# Out of State ORV sticker



## Rooster_Smasher (Oct 18, 2003)

I have a friend coming in from out of state in a couple weeks. He has a couple of Snowmobiles and a Quad. Whats the scoop on getting a ORV sticker for traveling on Michigan hard waters with out of state machines. 

I quess I could have looked it up on the DNR site, but you guys are a good source of info on here...

Thanks,

Rooster


----------



## CAMODIAK (Jun 19, 2006)

Needs to buy an ORV sticker. Anyplace that sells Hunt/Fish Lic. can print one off. Still only 16.25

As for the Sled! No clue on how to go about getting that?!?!


----------



## CAMODIAK (Jun 19, 2006)

From the DNR E-BOOK...
"An ORV license is *not* required for street-licensed vehicles used on the frozen surface of public waters or designated ORV routes."

Just wanted to clarify my post:lol:
Cheers, Tim


----------



## MUDDY4LIFE (Apr 13, 2001)

The ATV needs a ORV sticker FOR SURE.

I dont think the snowmobile needs a permit IF he is going to use the snowmobile on the ice only for ice fishing purposes.


----------



## umas911 (Sep 19, 2003)

I believe the snow machines need trail permits


----------



## UNCLE AL (Jan 5, 2002)

READ THIS IT EXPLAINS WHAT YOU NEED, FOR WHERE YOU ARE GOING TO RIDE.

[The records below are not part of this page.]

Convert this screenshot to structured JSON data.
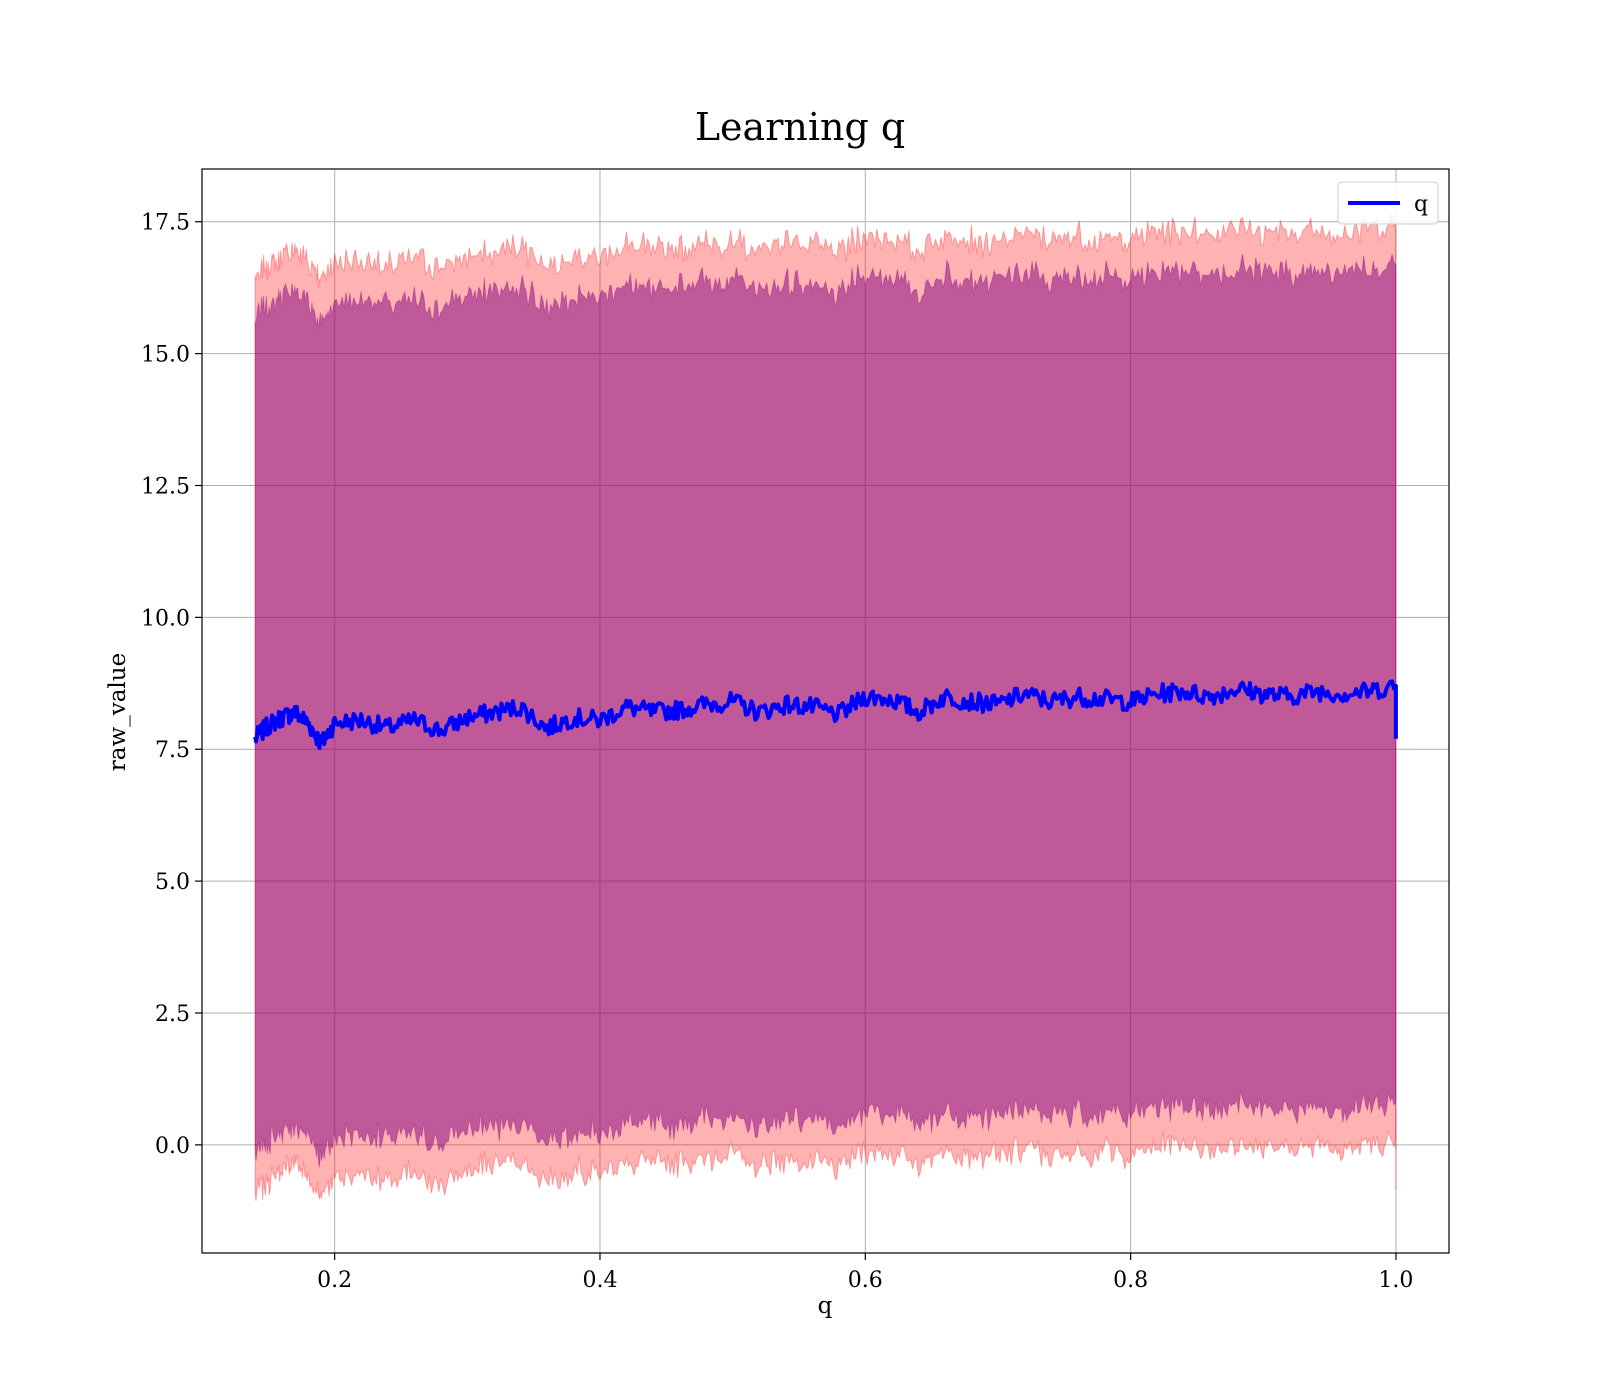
{
  "chart_data": {
    "type": "area",
    "title": "Learning q",
    "xlabel": "q",
    "ylabel": "raw_value",
    "xlim": [
      0.1,
      1.04
    ],
    "ylim": [
      -2.05,
      18.5
    ],
    "xticks": [
      0.2,
      0.4,
      0.6,
      0.8,
      1.0
    ],
    "xtick_labels": [
      "0.2",
      "0.4",
      "0.6",
      "0.8",
      "1.0"
    ],
    "yticks": [
      0.0,
      2.5,
      5.0,
      7.5,
      10.0,
      12.5,
      15.0,
      17.5
    ],
    "ytick_labels": [
      "0.0",
      "2.5",
      "5.0",
      "7.5",
      "10.0",
      "12.5",
      "15.0",
      "17.5"
    ],
    "grid": true,
    "legend": {
      "position": "top-right",
      "entries": [
        "q"
      ]
    },
    "colors": {
      "line": "#0000ff",
      "band_outer": "#ff0000",
      "band_inner": "#800080",
      "grid": "#b0b0b0"
    },
    "series": [
      {
        "name": "q",
        "x": [
          0.14,
          0.15,
          0.16,
          0.17,
          0.18,
          0.19,
          0.2,
          0.22,
          0.24,
          0.26,
          0.28,
          0.3,
          0.32,
          0.34,
          0.36,
          0.38,
          0.4,
          0.42,
          0.44,
          0.46,
          0.48,
          0.5,
          0.52,
          0.54,
          0.56,
          0.58,
          0.6,
          0.62,
          0.64,
          0.66,
          0.68,
          0.7,
          0.72,
          0.74,
          0.76,
          0.78,
          0.8,
          0.82,
          0.84,
          0.86,
          0.88,
          0.9,
          0.92,
          0.94,
          0.96,
          0.98,
          1.0
        ],
        "y": [
          7.7,
          7.95,
          8.1,
          8.2,
          8.0,
          7.6,
          8.0,
          8.05,
          7.9,
          8.05,
          7.85,
          8.1,
          8.2,
          8.3,
          7.9,
          8.1,
          8.05,
          8.3,
          8.2,
          8.25,
          8.35,
          8.4,
          8.2,
          8.35,
          8.3,
          8.15,
          8.5,
          8.45,
          8.2,
          8.5,
          8.4,
          8.35,
          8.55,
          8.4,
          8.5,
          8.45,
          8.4,
          8.55,
          8.6,
          8.5,
          8.65,
          8.55,
          8.5,
          8.6,
          8.55,
          8.6,
          8.7
        ],
        "band_outer": {
          "upper_offset": 8.75,
          "lower_offset": -8.6
        },
        "band_inner": {
          "upper_offset": 8.0,
          "lower_offset": -7.85
        }
      }
    ]
  }
}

http://www.michigan.gov/dnr/0,1607,7-153-10365_14824-32299--,00.html


----------



## Rooster_Smasher (Oct 18, 2003)

Below is from the DNR site

Snowmobiles are exempt from the Trail Permit Sticker if they are:

Operated exclusively on lands owned or under the control of the owner, used entirely in a safety education program conducted by a certified snowmobile safety instructor, exclusively operated in a special event of limited duration which is conducted according to a prearranged schedule under a permit from the governmental unit having proper jurisdiction *or a snowmobile used solely for transportation on the frozen surface of public waters for the purpose of ice fishing.*

I am taking that as he does not need a Trail Permit, just an ORV sticker ???


----------